The NCPI recently announced that starting April 1, 2023, a 1.1 percent fee would be charged on UPI merchant transactions exceeding Rs. 2000 when using wallets and credit cards. UPI is based on the principle of ease of payments: it now thus allows you to set up recurring payments. You may also now attach it to FastTag to skip the queue when passing tolls or paying for parking. The robust nature of UPI QR code, which allows one to scan a QR code and send money directly to the merchant has proved beneficial especially to small vendors who were earlier reliant on cash. The government has launched programs to raise rural usage of UPI through awareness drives and providing UPI-able devices to small vendors. This has been helped by the availability of cheap mobile internet and phones in India.

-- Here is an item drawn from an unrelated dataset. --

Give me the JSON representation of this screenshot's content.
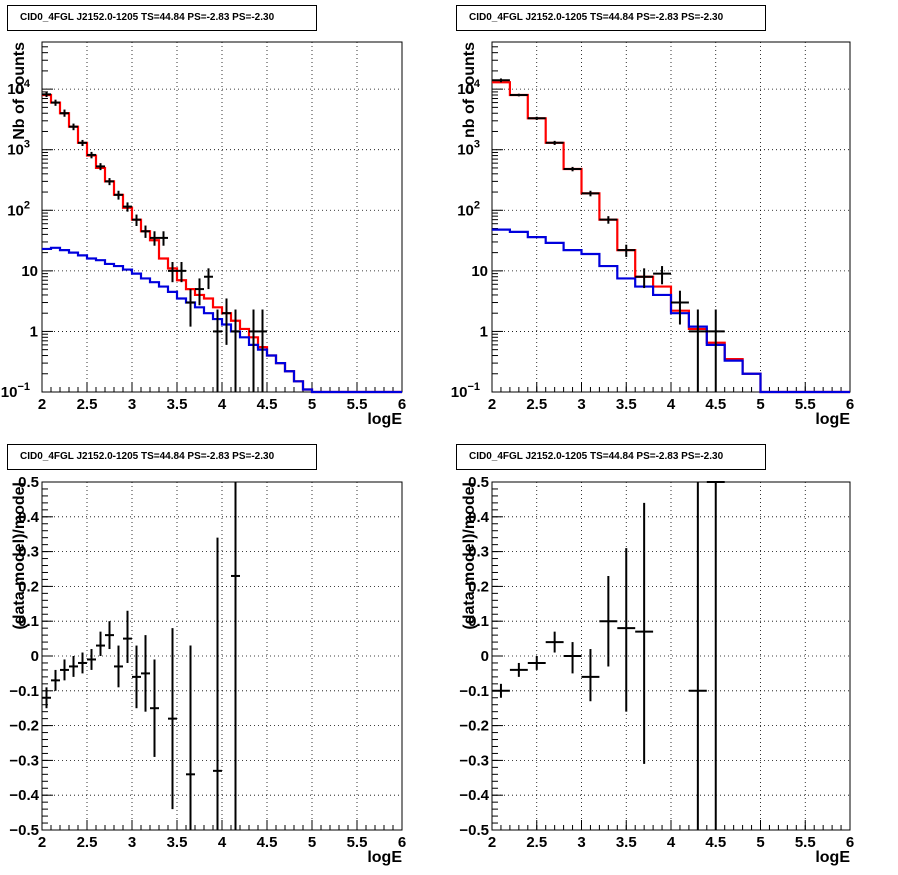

The UPI system has been a game-changer for the Indian economy. It is expected to grow further in the future due to the continually increasing awareness and smartphone accessibility. However, despite the sheer convenience of UPI, cash continues to be the dominant force in India. The value of currency in circulation has increased with each fiscal year. ATMs are more prevalent especially in rural areas as compared to UPI infrastructure, reproducing the reliance on cash. These ATMs mean that plastic money in India serves more as a tool for withdrawing cash than for making payments. India is making a move towards cashless economy but there is still a need for infrastructure development measures and awareness-building to realise this goal.